In 1773, when he was 16 or 18 years old, Hamilton left the Caribbean for America, where he attended King’s College (now Columbia University) in New York and began to forge his political career, serving in the Revolutionary War and as an advisor to George Washington himself. When Washington was elected president of the U.S. in 1789, he appointed Hamilton as the first Secretary of the Treasury in the United States. The rest, as they say, is history.
Back on Nevis, sugar plantations waned during this time, and the island’s main industry turned to tourism. But Hamilton’s legacy is alive and well. Beyond the draw of the island’s sparsely populated beaches, lush forests and generally laid-back vibe, visitors today can walk in Hamilton’s boyhood footsteps.
In the small capital city of Charlestown, visit the Museum of Nevis History, which sits on the site of Hamilton’s birthplace. The home as seen today is actually a replica of the original house, which was destroyed in a natural disaster and laid in ruins for some time. The house was reconstructed in 1983, and some say this was intended to commemorate Nevis’ independence. The museum has a small and informal exhibit that tells Hamilton’s story, both on the island and off, from his early years on Nevis to his military and political careers, even including his family life.
In the hills that lead to Mount Nevis and Nevis Peak, the ruins of the Hamilton Estate—the family’s sugar plantation (though Alexander Hamilton himself never lived on the estate) that remained within the Hamilton family right up until the early-1950s—can still be seen.

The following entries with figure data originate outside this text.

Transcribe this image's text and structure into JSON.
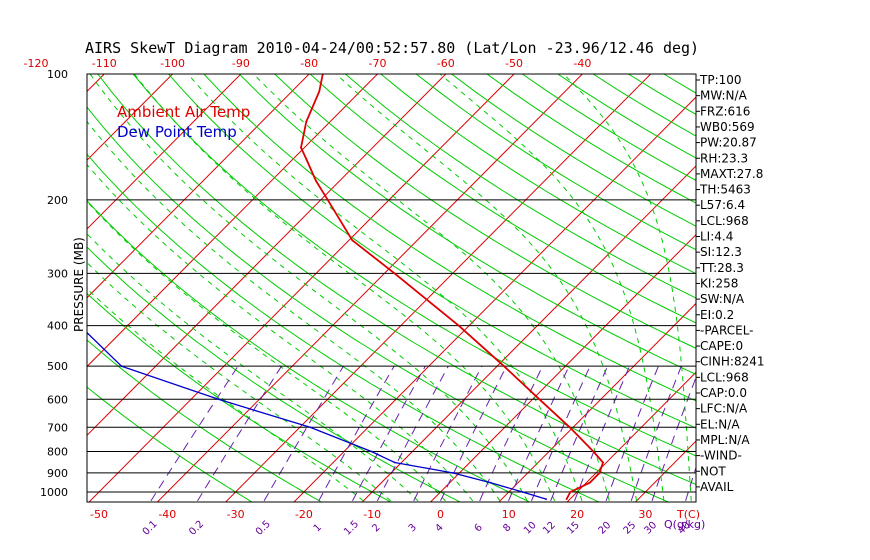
{
  "chart_data": {
    "type": "line",
    "subtype": "skew-t log-p diagram",
    "title": "AIRS SkewT Diagram 2010-04-24/00:52:57.80 (Lat/Lon -23.96/12.46 deg)",
    "ylabel": "PRESSURE (MB)",
    "y_scale": "log (inverted)",
    "ylim": [
      1050,
      100
    ],
    "pressure_ticks": [
      100,
      200,
      300,
      400,
      500,
      600,
      700,
      800,
      900,
      1000
    ],
    "pressure_tick_labels": [
      "100",
      "200",
      "300",
      "400",
      "500",
      "600",
      "700",
      "800",
      "900",
      "1000"
    ],
    "top_temperature_ticks": [
      -120,
      -110,
      -100,
      -90,
      -80,
      -70,
      -60,
      -50,
      -40
    ],
    "top_temperature_tick_labels": [
      "-120",
      "-110",
      "-100",
      "-90",
      "-80",
      "-70",
      "-60",
      "-50",
      "-40"
    ],
    "bottom_temperature_ticks": [
      -50,
      -40,
      -30,
      -20,
      -10,
      0,
      10,
      20,
      30
    ],
    "bottom_temperature_tick_labels": [
      "-50",
      "-40",
      "-30",
      "-20",
      "-10",
      "0",
      "10",
      "20",
      "30"
    ],
    "bottom_unit_label": "T(C)",
    "mixing_ratio_values": [
      0.1,
      0.2,
      0.5,
      1,
      1.5,
      2,
      3,
      4,
      6,
      8,
      10,
      12,
      15,
      20,
      25,
      30,
      40
    ],
    "mixing_ratio_labels": [
      "0.1",
      "0.2",
      "0.5",
      "1",
      "1.5",
      "2",
      "3",
      "4",
      "6",
      "8",
      "10",
      "12",
      "15",
      "20",
      "25",
      "30",
      "40"
    ],
    "mixing_ratio_unit_label": "Q(g/kg)",
    "isotherm_interval_c": 10,
    "grid": true,
    "legend_placement": "top-left",
    "series": [
      {
        "name": "Ambient Air Temp",
        "color": "#dd0000",
        "points": [
          {
            "p": 1040,
            "t": 19.5
          },
          {
            "p": 1000,
            "t": 19.0
          },
          {
            "p": 950,
            "t": 20.5
          },
          {
            "p": 900,
            "t": 20.5
          },
          {
            "p": 850,
            "t": 19.5
          },
          {
            "p": 800,
            "t": 16.5
          },
          {
            "p": 700,
            "t": 9.5
          },
          {
            "p": 600,
            "t": 1.0
          },
          {
            "p": 500,
            "t": -9.0
          },
          {
            "p": 400,
            "t": -21.5
          },
          {
            "p": 300,
            "t": -38.5
          },
          {
            "p": 250,
            "t": -49.5
          },
          {
            "p": 200,
            "t": -59.0
          },
          {
            "p": 180,
            "t": -63.5
          },
          {
            "p": 160,
            "t": -68.0
          },
          {
            "p": 150,
            "t": -70.5
          },
          {
            "p": 130,
            "t": -73.5
          },
          {
            "p": 110,
            "t": -76.0
          },
          {
            "p": 100,
            "t": -78.0
          }
        ]
      },
      {
        "name": "Dew Point Temp",
        "color": "#0000cc",
        "points": [
          {
            "p": 1040,
            "t": 16.5
          },
          {
            "p": 1000,
            "t": 12.0
          },
          {
            "p": 950,
            "t": 6.0
          },
          {
            "p": 900,
            "t": -1.0
          },
          {
            "p": 850,
            "t": -11.0
          },
          {
            "p": 800,
            "t": -16.0
          },
          {
            "p": 700,
            "t": -28.5
          },
          {
            "p": 600,
            "t": -46.0
          },
          {
            "p": 500,
            "t": -65.0
          },
          {
            "p": 400,
            "t": -77.0
          },
          {
            "p": 300,
            "t": -88.0
          },
          {
            "p": 250,
            "t": -95.0
          },
          {
            "p": 200,
            "t": -100.5
          },
          {
            "p": 160,
            "t": -108.5
          },
          {
            "p": 130,
            "t": -113.0
          },
          {
            "p": 100,
            "t": -117.0
          }
        ]
      }
    ]
  },
  "legend": {
    "ambient_label": "Ambient Air Temp",
    "ambient_color": "#dd0000",
    "dew_label": "Dew Point Temp",
    "dew_color": "#0000cc"
  },
  "indices": [
    "TP:100",
    "MW:N/A",
    "FRZ:616",
    "WB0:569",
    "PW:20.87",
    "RH:23.3",
    "MAXT:27.8",
    "TH:5463",
    "L57:6.4",
    "LCL:968",
    "LI:4.4",
    "SI:12.3",
    "TT:28.3",
    "KI:258",
    "SW:N/A",
    "EI:0.2",
    "-PARCEL-",
    "CAPE:0",
    "CINH:8241",
    "LCL:968",
    "CAP:0.0",
    "LFC:N/A",
    "EL:N/A",
    "MPL:N/A",
    "-WIND-",
    "NOT",
    "AVAIL"
  ],
  "colors": {
    "isotherm": "#dd0000",
    "dry_adiabat": "#00cc00",
    "moist_adiabat": "#00cc00",
    "mixing_ratio": "#6622aa",
    "axis_text_red": "#dd0000",
    "axis_text_purple": "#660099",
    "text": "#000000"
  }
}
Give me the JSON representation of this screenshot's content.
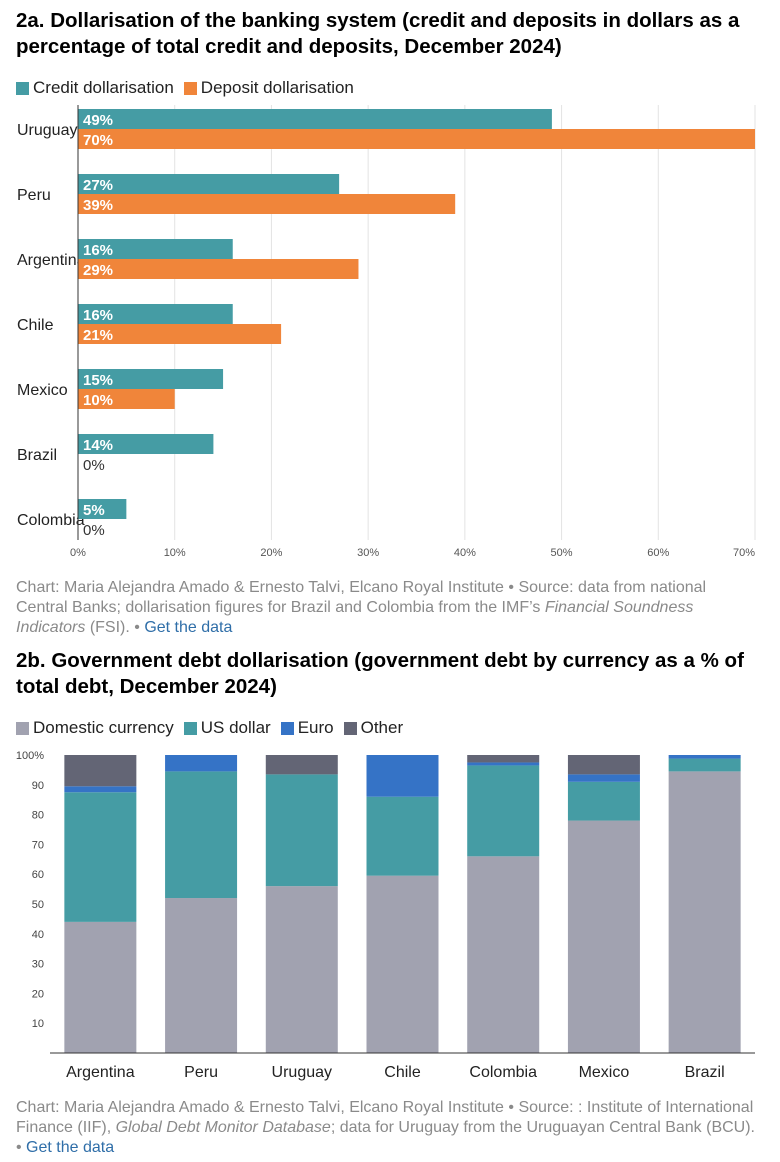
{
  "chart_data": [
    {
      "type": "bar",
      "orientation": "horizontal",
      "title": "2a. Dollarisation of the banking system (credit and deposits in dollars as a percentage of total credit and deposits, December 2024)",
      "categories": [
        "Uruguay",
        "Peru",
        "Argentina",
        "Chile",
        "Mexico",
        "Brazil",
        "Colombia"
      ],
      "series": [
        {
          "name": "Credit dollarisation",
          "color": "#459ca4",
          "values": [
            49,
            27,
            16,
            16,
            15,
            14,
            5
          ]
        },
        {
          "name": "Deposit dollarisation",
          "color": "#f0853a",
          "values": [
            70,
            39,
            29,
            21,
            10,
            0,
            0
          ]
        }
      ],
      "data_labels": [
        [
          "49%",
          "27%",
          "16%",
          "16%",
          "15%",
          "14%",
          "5%"
        ],
        [
          "70%",
          "39%",
          "29%",
          "21%",
          "10%",
          "0%",
          "0%"
        ]
      ],
      "xlim": [
        0,
        70
      ],
      "xticks": [
        "0%",
        "10%",
        "20%",
        "30%",
        "40%",
        "50%",
        "60%",
        "70%"
      ],
      "grid": true,
      "legend": "top-left",
      "footer": {
        "credit": "Chart: Maria Alejandra Amado & Ernesto Talvi, Elcano Royal Institute • Source: data from national Central Banks; dollarisation figures for Brazil and Colombia from the IMF’s ",
        "italic": "Financial Soundness Indicators",
        "after": " (FSI). • ",
        "link": "Get the data"
      }
    },
    {
      "type": "bar",
      "stacked": true,
      "title": "2b. Government debt dollarisation (government debt by currency as a % of total debt, December 2024)",
      "categories": [
        "Argentina",
        "Peru",
        "Uruguay",
        "Chile",
        "Colombia",
        "Mexico",
        "Brazil"
      ],
      "series": [
        {
          "name": "Domestic currency",
          "color": "#a1a2b0",
          "values": [
            44,
            52,
            56,
            59.5,
            66,
            78,
            94.5
          ]
        },
        {
          "name": "US dollar",
          "color": "#459ca4",
          "values": [
            43.5,
            42.5,
            37.5,
            26.5,
            30.5,
            13,
            4.3
          ]
        },
        {
          "name": "Euro",
          "color": "#3573c6",
          "values": [
            2,
            5.5,
            0,
            14,
            1,
            2.5,
            1.2
          ]
        },
        {
          "name": "Other",
          "color": "#636575",
          "values": [
            10.5,
            0,
            6.5,
            0,
            2.5,
            6.5,
            0
          ]
        }
      ],
      "ylim": [
        0,
        100
      ],
      "yticks": [
        "",
        "10",
        "20",
        "30",
        "40",
        "50",
        "60",
        "70",
        "80",
        "90",
        "100%"
      ],
      "grid": false,
      "legend": "top-left",
      "footer": {
        "credit": "Chart: Maria Alejandra Amado & Ernesto Talvi, Elcano Royal Institute • Source: : Institute of International Finance (IIF), ",
        "italic": "Global Debt Monitor Database",
        "after": "; data for Uruguay from the Uruguayan Central Bank (BCU). • ",
        "link": "Get the data"
      }
    }
  ]
}
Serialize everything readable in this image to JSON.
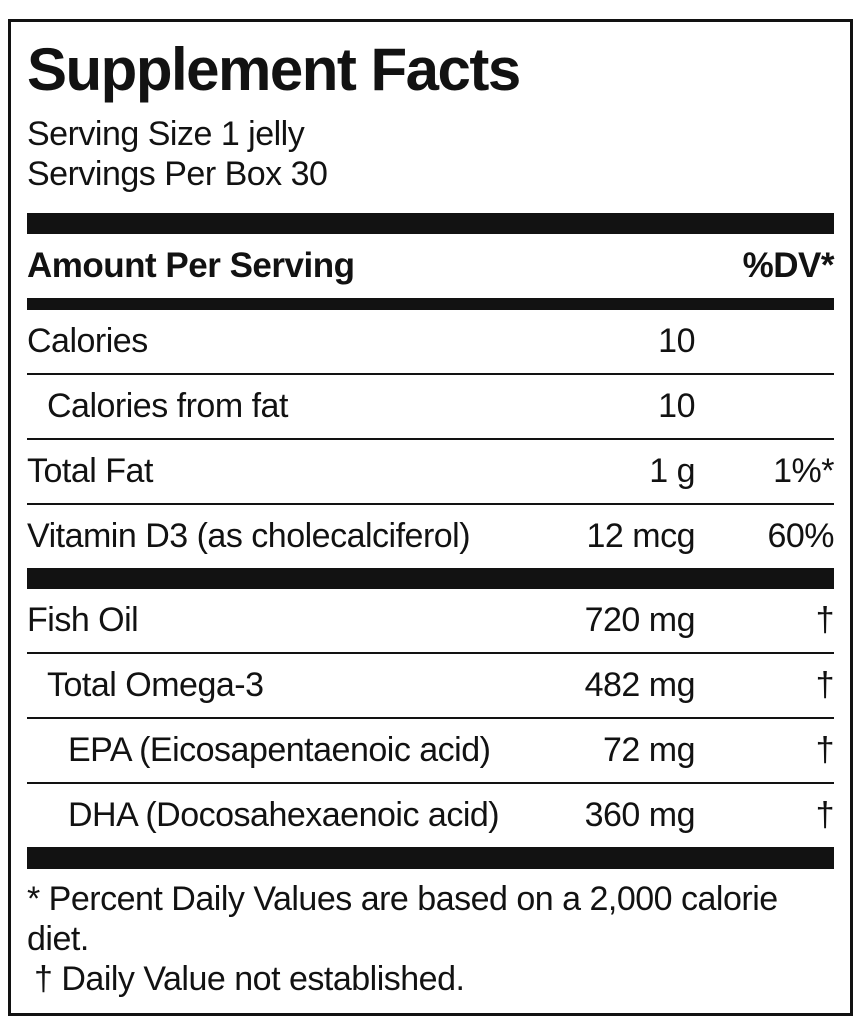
{
  "label": {
    "title": "Supplement Facts",
    "serving_size": "Serving Size 1 jelly",
    "servings_per_box": "Servings Per Box 30",
    "column_header": {
      "amount_per_serving": "Amount Per Serving",
      "percent_dv": "%DV*"
    },
    "rows": [
      {
        "name": "Calories",
        "amount": "10",
        "dv": "",
        "indent": 0
      },
      {
        "name": "Calories from fat",
        "amount": "10",
        "dv": "",
        "indent": 1
      },
      {
        "name": "Total Fat",
        "amount": "1 g",
        "dv": "1%*",
        "indent": 0
      },
      {
        "name": "Vitamin D3 (as cholecalciferol)",
        "amount": "12 mcg",
        "dv": "60%",
        "indent": 0
      },
      {
        "name": "Fish Oil",
        "amount": "720 mg",
        "dv": "†",
        "indent": 0
      },
      {
        "name": "Total Omega-3",
        "amount": "482 mg",
        "dv": "†",
        "indent": 1
      },
      {
        "name": "EPA (Eicosapentaenoic acid)",
        "amount": "72 mg",
        "dv": "†",
        "indent": 2
      },
      {
        "name": "DHA (Docosahexaenoic acid)",
        "amount": "360 mg",
        "dv": "†",
        "indent": 2
      }
    ],
    "footnotes": {
      "percent_dv": "* Percent Daily Values are based on a 2,000 calorie diet.",
      "dagger": "† Daily Value not established."
    },
    "colors": {
      "ink": "#121212",
      "background": "#ffffff"
    }
  }
}
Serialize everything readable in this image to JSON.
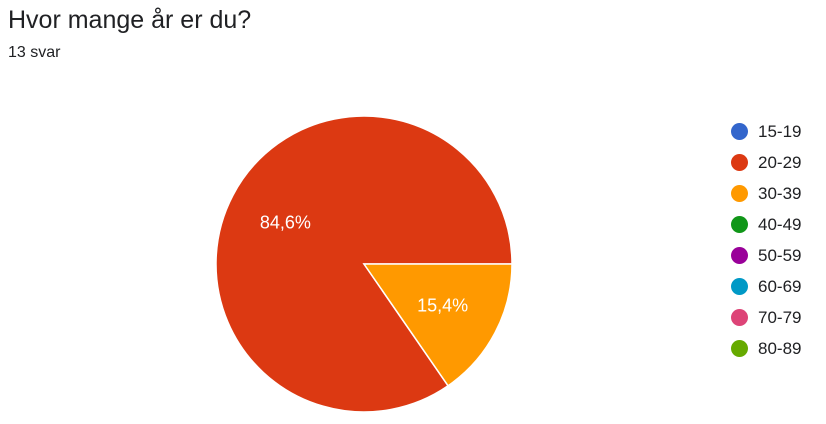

During its heyday, sugar operations included a windmill tower, boiling houses and a curing house.
As was a defining trait of the sugar industry worldwide, slave labor was relied upon at the Hamilton Estate. According to the Nevis Historical and Conservation Society, the Hamilton Estate was one of the last remaining intact sugar factories on the island until it closed in 1951. Today, passersby will find overgrown ruins of the windmill and an historical marker defining the site.
The Island at Large
Though not tied directly to Alexander Hamilton, several Charlestown sites are still in existence from the time in which he and his family were a part of the island’s legacy—including churches, the old customs house and, of course, the Charlestown port, to and from which ships sailed daily.
It may be difficult to imagine that such a pivotal figure in American history actually hailed from a petite island on which monkeys still outnumber people. But if anything, Alexander Hamilton’s Nevisian heritage, coupled with his many accomplishments on the mainland United States thereafter, only serves to prove that hard work really can pay off.